From 1934 to 1939, he worked for the Parisian Publishing Company (SPE). From 1947, he worked for Marijac publications where he created his best-known series Sitting Bull based on scenarios by Marijac. This series, which includes 277 boards, appeared from 1948 to 1953, in the magazine Coq Hardi. It was reissued, by Glénat editions, in 2 albums published in 1978 and 1979.
Dut will work for Marijac publications until 1968. Then, he abandons comics to devote himself fully to painting.

Childhood and formation
Pierre Duteurtre comes from a family of Norman origin who settled in the Paris region for professional reasons.

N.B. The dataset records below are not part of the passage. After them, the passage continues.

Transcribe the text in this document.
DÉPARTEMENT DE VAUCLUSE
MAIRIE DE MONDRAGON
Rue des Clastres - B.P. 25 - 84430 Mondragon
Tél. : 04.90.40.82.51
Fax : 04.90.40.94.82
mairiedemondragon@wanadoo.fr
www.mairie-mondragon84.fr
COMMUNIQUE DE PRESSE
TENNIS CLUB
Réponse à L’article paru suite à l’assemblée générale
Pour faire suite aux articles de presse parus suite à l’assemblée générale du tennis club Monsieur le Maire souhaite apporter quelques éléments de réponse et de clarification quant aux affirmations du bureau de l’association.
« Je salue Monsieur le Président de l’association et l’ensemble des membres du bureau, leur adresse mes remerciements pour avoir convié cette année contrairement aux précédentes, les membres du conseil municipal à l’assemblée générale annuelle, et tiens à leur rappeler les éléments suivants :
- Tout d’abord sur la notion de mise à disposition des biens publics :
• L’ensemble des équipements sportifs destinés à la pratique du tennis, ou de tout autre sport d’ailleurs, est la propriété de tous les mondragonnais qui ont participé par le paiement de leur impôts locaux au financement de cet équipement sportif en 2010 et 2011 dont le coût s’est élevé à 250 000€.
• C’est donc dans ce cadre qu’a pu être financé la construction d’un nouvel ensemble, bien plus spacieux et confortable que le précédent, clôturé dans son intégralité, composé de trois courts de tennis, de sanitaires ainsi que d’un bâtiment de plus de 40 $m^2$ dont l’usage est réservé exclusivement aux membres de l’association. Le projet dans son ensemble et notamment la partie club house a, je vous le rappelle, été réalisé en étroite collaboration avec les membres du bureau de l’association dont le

Very early in his youth, he was attracted to drawing and painting. His parents exercise professions that require a lot of creativity and artistic inspiration: his father Pierre Victor Duteurtre being an architect, and his mother Emma Léontine Lefèbre, is a milliner.

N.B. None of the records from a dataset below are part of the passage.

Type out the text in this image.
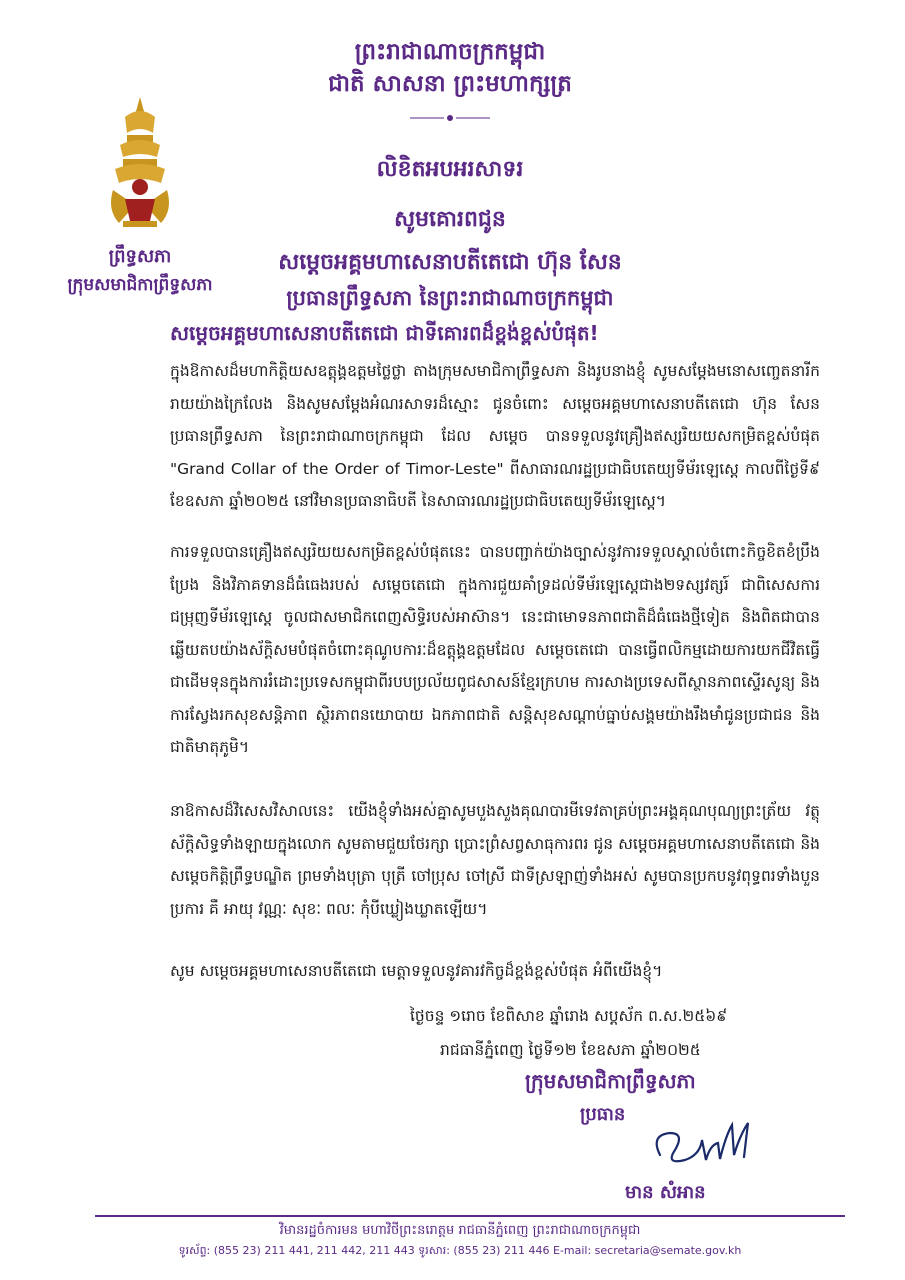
ព្រះរាជាណាចក្រកម្ពុជា
ជាតិ សាសនា ព្រះមហាក្សត្រ
ព្រឹទ្ធសភា
ក្រុមសមាជិកាព្រឹទ្ធសភា
លិខិតអបអរសាទរ
សូមគោរពជូន
សម្តេចអគ្គមហាសេនាបតីតេជោ ហ៊ុន សែន
ប្រធានព្រឹទ្ធសភា នៃព្រះរាជាណាចក្រកម្ពុជា
សម្តេចអគ្គមហាសេនាបតីតេជោ ជាទីគោរពដ៏ខ្ពង់ខ្ពស់បំផុត!
ក្នុងឱកាសដ៏មហាកិត្តិយសឧត្តុង្គឧត្តមថ្លៃថ្លា តាងក្រុមសមាជិកាព្រឹទ្ធសភា និងរូបនាងខ្ញុំ សូមសម្តែងមនោសញ្ចេតនារីករាយយ៉ាងក្រៃលែង និងសូមសម្តែងអំណរសាទរដ៏ស្មោះ ជូនចំពោះ សម្តេចអគ្គមហាសេនាបតីតេជោ ហ៊ុន សែន ប្រធានព្រឹទ្ធសភា នៃព្រះរាជាណាចក្រកម្ពុជា ដែល សម្តេច បានទទួលនូវគ្រឿងឥស្សរិយយសកម្រិតខ្ពស់បំផុត "Grand Collar of the Order of Timor-Leste" ពីសាធារណរដ្ឋប្រជាធិបតេយ្យទីម័រឡេស្តេ កាលពីថ្ងៃទី៩ ខែឧសភា ឆ្នាំ២០២៥ នៅវិមានប្រធានាធិបតី នៃសាធារណរដ្ឋប្រជាធិបតេយ្យទីម័រឡេស្តេ។
ការទទួលបានគ្រឿងឥស្សរិយយសកម្រិតខ្ពស់បំផុតនេះ បានបញ្ជាក់យ៉ាងច្បាស់នូវការទទួលស្គាល់ចំពោះកិច្ចខិតខំប្រឹងប្រែង និងវិភាគទានដ៏ធំធេងរបស់ សម្តេចតេជោ ក្នុងការជួយគាំទ្រដល់ទីម័រឡេស្តេជាង២ទស្សវត្សរ៍ ជាពិសេសការជម្រុញទីម័រឡេស្តេ ចូលជាសមាជិកពេញសិទ្ធិរបស់អាស៊ាន។ នេះជាមោទនភាពជាតិដ៏ធំធេងថ្មីទៀត និងពិតជាបានឆ្លើយតបយ៉ាងស័ក្តិសមបំផុតចំពោះគុណូបការៈដ៏ឧត្តុង្គឧត្តមដែល សម្តេចតេជោ បានធ្វើពលិកម្មដោយការយកជីវិតធ្វើជាដើមទុនក្នុងការរំដោះប្រទេសកម្ពុជាពីរបបប្រល័យពូជសាសន៍ខ្មែរក្រហម ការសាងប្រទេសពីស្ថានភាពស្ទើរសូន្យ និងការស្វែងរកសុខសន្តិភាព ស្ថិរភាពនយោបាយ ឯកភាពជាតិ សន្តិសុខសណ្តាប់ធ្នាប់សង្គមយ៉ាងរឹងមាំជូនប្រជាជន និងជាតិមាតុភូមិ។
នាឱកាសដ៏វិសេសវិសាលនេះ យើងខ្ញុំទាំងអស់គ្នាសូមបួងសួងគុណបារមីទេវតាគ្រប់ព្រះអង្គគុណបុណ្យព្រះត្រ័យ វត្ថុស័ក្តិសិទ្ធទាំងឡាយក្នុងលោក សូមតាមជួយថែរក្សា ប្រោះព្រំសព្វសាធុការពរ ជូន សម្តេចអគ្គមហាសេនាបតីតេជោ និង សម្តេចកិត្តិព្រឹទ្ធបណ្ឌិត ព្រមទាំងបុត្រា បុត្រី ចៅប្រុស ចៅស្រី ជាទីស្រឡាញ់ទាំងអស់ សូមបានប្រកបនូវពុទ្ធពរទាំងបួនប្រការ គឺ អាយុ វណ្ណៈ សុខៈ ពលៈ កុំបីឃ្លៀងឃ្លាតឡើយ។
សូម សម្តេចអគ្គមហាសេនាបតីតេជោ មេត្តាទទួលនូវគារវកិច្ចដ៏ខ្ពង់ខ្ពស់បំផុត អំពីយើងខ្ញុំ។
ថ្ងៃចន្ទ ១រោច ខែពិសាខ ឆ្នាំរោង សប្តស័ក ព.ស.២៥៦៩
រាជធានីភ្នំពេញ ថ្ងៃទី១២ ខែឧសភា ឆ្នាំ២០២៥
ក្រុមសមាជិកាព្រឹទ្ធសភា
ប្រធាន
មាន សំអាន
វិមានរដ្ឋចំការមន មហាវិថីព្រះនរោត្តម រាជធានីភ្នំពេញ ព្រះរាជាណាចក្រកម្ពុជា
ទូរស័ព្ទ: (855 23) 211 441, 211 442, 211 443 ទូរសារ: (855 23) 211 446 E-mail: secretaria@semate.gov.kh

At the age of 8, with his parents, he attended a theatrical performance by Michel Strogoff at the Châtelet. What influenced the young man. Back home and fascinated by this spectacle, he tries to reproduce the decor. During his high school period, he regularly obtained the 1st drawing prize, which makes a career in his passion which is drawing logical; and his parents encourage him in his vocation.

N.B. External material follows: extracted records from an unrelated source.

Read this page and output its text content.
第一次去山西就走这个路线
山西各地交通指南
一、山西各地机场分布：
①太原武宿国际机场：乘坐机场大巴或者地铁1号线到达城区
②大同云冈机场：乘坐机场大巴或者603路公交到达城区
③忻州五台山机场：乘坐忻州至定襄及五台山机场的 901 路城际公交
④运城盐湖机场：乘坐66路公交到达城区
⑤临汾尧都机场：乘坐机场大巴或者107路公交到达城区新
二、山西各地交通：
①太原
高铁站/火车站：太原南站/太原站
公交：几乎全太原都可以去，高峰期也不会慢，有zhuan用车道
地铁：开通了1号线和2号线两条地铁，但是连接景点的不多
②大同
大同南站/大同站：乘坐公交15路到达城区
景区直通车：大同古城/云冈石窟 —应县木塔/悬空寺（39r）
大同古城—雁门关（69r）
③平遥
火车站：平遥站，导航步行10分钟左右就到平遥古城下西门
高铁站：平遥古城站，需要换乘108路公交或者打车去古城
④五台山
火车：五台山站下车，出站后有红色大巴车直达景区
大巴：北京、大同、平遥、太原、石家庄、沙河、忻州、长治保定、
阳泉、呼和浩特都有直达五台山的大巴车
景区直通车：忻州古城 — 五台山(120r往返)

He started working at the age of 14 in the Jusseaume and Prevost workshops where he learned the basics of the trade. He participates in the production of theatrical sets. He then returned to André Galland's studio, in rue de la Tour-d'Auvergne, where he familiarized himself with decoration, illustration, advertising posters. André Galland, formerly of the Decorative Arts, encourages him to take the National School of Decorative Arts competition, he presents himself and obtains it. He remained in this institution from 1926 to 1928.

A brilliant career start
After his military service, which was compulsory at the time, in 1931, Dut entered the competition for the National School of Fine Arts in Paris, where he remained until 1935. During this period, from 1929, probably under the advice of André Galland, he worked for a publisher.
He began his career with the Offenstadt brothers, who were at the head of the most important publishing house of the time. Initially, he produced several illustrations for novels and short stories in L'Intripide, L'Épatant and La Vie de garrison, which were ribald magazines intended for the military, where he produced a novel to follow, La Créole aux Yeux de Velours. He adapts very quickly and easily to his environment, so much so that his design is similar to that of his colleagues. From the outset, he produced drawings of very high quality and classic.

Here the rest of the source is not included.